Skyblue (Matt)•5mo ago

Apply generated document id to a non-system field in schema

Hey all! I'm evaluating convex along with a few other services. The promises of convex are very exciting and what drew my attention to it. But I'm getting hung up on the inability to control document schema completely. Here's what I'm trying to do:

tags: defineTable({
    id: v.id("tags"),
    title: v.string(),
    description: v.optional(v.string()),
    createdAt: v.number(),
    lastModifiedAt: v.number(),
  })

tags: defineTable({
    id: v.id("tags"),
    title: v.string(),
    description: v.optional(v.string()),
    createdAt: v.number(),
    lastModifiedAt: v.number(),
  })

I know that using the v.id() is meant for storying references. But I was really hoping to use it to also generate the document id with a different name. I would prefer to not pass on the system fields to the client and use underscores. Planning to use zod to strip those out of responses. Is there a way to apply the document id to a non-system field of my choosing?

25 Replies

Convex Bot•5mo ago

Thanks for posting in <#1088161997662724167>. Reminder: If you have a Convex Pro account, use the Convex Dashboard to file support tickets. - Provide context: What are you trying to achieve, what is the end-user interaction, what are you seeing? (full error message, command output, etc.) - Use search.convex.dev to search Docs, Stack, and Discord all at once. - Additionally, you can post your questions in the Convex Community's <#1228095053885476985> channel to receive a response from AI. - Avoid tagging staff unless specifically instructed. Thank you!

lee•5mo ago

convex functions can transform data after reading it from ctx.db, before returning it to the client. So you can do

const results = await ctx.db.query("tags").collect();
return results.map((result) => ({
  id: result._id,
  createdAt: result._creationTime,
  title: result.title,
}));

const results = await ctx.db.query("tags").collect();
return results.map((result) => ({
  id: result._id,
  createdAt: result._creationTime,
  title: result.title,
}));

Skyblue (Matt)OP•5mo ago

So no way to apply the document id to another field on insert? The other main tool I'm looking at expects the dev to define the id field...its one of the differentiators. Won't share what that tool is...in case that's a party foul (new to using discord for dev stuff)

ballingt•5mo ago

@Skyblue (Matt) can you share more about what you want here?
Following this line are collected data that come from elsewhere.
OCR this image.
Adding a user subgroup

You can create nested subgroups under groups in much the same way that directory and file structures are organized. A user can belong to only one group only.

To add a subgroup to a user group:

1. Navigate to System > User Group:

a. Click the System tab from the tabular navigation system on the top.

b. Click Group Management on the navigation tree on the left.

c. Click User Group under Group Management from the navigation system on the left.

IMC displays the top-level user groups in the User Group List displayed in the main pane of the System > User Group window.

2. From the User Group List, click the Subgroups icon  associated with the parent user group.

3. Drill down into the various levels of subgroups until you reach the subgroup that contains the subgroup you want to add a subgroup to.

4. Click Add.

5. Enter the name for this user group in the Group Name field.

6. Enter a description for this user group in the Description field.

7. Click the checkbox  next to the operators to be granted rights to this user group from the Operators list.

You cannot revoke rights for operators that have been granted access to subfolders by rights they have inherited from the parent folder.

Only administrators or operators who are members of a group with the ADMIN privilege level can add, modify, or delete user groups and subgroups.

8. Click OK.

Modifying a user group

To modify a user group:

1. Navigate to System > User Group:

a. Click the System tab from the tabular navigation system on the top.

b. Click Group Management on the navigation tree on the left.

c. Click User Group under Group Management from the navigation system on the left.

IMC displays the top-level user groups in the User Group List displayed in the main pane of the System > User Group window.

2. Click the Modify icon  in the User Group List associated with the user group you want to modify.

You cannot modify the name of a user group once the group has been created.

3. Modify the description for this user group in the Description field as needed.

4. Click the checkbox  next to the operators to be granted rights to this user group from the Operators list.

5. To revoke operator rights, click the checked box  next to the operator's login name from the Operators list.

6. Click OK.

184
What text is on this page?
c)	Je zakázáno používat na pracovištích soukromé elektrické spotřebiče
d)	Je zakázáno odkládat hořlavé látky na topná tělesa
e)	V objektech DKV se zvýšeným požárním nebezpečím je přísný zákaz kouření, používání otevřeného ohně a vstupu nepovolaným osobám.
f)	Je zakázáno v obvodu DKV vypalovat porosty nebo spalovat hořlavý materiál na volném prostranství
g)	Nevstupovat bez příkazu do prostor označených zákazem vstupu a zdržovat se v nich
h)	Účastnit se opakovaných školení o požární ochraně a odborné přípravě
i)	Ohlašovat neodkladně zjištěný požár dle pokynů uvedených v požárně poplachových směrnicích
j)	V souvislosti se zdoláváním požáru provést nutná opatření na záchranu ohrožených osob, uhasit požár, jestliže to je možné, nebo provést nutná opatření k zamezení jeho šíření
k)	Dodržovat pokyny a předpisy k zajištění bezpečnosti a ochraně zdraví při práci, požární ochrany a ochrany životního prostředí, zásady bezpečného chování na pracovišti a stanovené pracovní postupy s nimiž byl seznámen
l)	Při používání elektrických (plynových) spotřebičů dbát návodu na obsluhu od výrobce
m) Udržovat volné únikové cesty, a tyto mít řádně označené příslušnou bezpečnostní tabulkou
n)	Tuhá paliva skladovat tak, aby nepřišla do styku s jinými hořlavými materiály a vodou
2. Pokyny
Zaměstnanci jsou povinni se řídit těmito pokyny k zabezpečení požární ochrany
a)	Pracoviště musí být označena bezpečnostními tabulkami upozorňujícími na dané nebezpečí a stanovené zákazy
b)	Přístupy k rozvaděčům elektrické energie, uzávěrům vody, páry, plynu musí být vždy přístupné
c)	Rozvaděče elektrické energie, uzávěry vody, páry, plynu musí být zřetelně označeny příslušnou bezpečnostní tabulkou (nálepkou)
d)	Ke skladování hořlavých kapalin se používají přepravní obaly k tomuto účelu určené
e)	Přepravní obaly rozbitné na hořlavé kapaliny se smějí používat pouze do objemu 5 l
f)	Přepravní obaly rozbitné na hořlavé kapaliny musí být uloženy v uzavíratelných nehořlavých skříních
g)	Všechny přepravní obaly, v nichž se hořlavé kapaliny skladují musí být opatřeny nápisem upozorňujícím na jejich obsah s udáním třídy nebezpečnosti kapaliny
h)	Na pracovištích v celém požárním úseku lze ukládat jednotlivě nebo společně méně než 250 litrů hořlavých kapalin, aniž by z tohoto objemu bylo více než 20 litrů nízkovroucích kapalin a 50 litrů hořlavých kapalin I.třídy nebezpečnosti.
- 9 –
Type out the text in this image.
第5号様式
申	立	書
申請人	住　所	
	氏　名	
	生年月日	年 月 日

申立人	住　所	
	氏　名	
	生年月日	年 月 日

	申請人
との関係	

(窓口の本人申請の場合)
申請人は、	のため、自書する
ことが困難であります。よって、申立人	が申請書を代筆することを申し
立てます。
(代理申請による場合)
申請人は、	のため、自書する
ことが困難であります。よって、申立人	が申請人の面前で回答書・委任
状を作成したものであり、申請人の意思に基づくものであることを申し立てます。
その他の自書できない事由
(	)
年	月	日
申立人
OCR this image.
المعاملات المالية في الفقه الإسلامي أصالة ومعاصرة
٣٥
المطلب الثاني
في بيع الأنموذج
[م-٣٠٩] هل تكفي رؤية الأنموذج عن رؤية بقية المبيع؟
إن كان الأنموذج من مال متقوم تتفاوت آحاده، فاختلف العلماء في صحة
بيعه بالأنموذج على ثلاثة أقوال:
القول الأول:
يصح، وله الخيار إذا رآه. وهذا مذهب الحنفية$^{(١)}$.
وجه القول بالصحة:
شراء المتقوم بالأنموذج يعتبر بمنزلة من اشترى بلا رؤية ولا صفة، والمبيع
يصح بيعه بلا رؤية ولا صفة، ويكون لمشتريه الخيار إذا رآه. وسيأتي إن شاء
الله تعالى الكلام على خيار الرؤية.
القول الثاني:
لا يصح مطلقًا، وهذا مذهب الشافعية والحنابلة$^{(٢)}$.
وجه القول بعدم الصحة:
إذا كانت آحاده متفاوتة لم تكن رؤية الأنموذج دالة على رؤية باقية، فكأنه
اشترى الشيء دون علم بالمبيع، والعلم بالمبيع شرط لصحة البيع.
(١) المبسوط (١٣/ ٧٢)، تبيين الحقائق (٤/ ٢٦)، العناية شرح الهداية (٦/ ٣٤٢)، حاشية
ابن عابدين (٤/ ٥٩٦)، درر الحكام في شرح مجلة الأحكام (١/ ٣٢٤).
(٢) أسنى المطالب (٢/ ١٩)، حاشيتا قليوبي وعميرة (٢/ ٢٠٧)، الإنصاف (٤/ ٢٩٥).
You could 1. copy _id to another property, or 2. create your own id property in the schema (which can be prettier, if you're expecting clients to use these for something visible), where lookups are just as efficient as on _id if you add an index for that new id property You're right that you can't prevent the system fields _id and _creationTime from existing on your documents, but you can add whatever other fields you like and critically, what is in the schema does not need to be directly related to what you return from your query.

Skyblue (Matt)OP•5mo ago

Preference is to have control over the names of all the fields in my tables. But I'll settle functionally for #2

ballingt•5mo ago

I'd love more context on why this feels like a differentiating feature of DB systems because when in our view it's an implementation detail Got it, so it's about it being useful to have complete control over these tables? Is it the convenience of not needing to strip these?

Skyblue (Matt)OP•5mo ago

I get that. It's about control. Anytime I use a service or 3rd party lib, I'm generally averse to control limitations, especially when they aren't defined in a way that I would prefer.

ballingt•5mo ago

These are "system fields" that will exist in just about any database, but typically they're hidden but it sounds like it'd be preferrable to be able to keep these hidden, which I can see If these were hidden would you want these not to show up in the Convex dashboard as well, or is it more about the querying interface? btw you're welcome to share the other system you're thinking about, but not required

Skyblue (Matt)OP•5mo ago

I don't mind them in the dashboard. In fact, I think exposing them is a feature that signals to the dev about how things may be working behind the scenes. I think just having the ability to assign the id to a different field name as an alias would solve a bit for me. That way I don't have to transform every query or alias the property in the client just to avoid using underscores. I do want to avoid the habit of iterating on responses, just because that can very easily create some performance issues if not written carefully. The other tool is Triplit. Schema doc here: https://www.triplit.dev/docs/schemas

ballingt•5mo ago

Cool, yeah Triplit ties the entities in the DB more closely to the entities returned from queries.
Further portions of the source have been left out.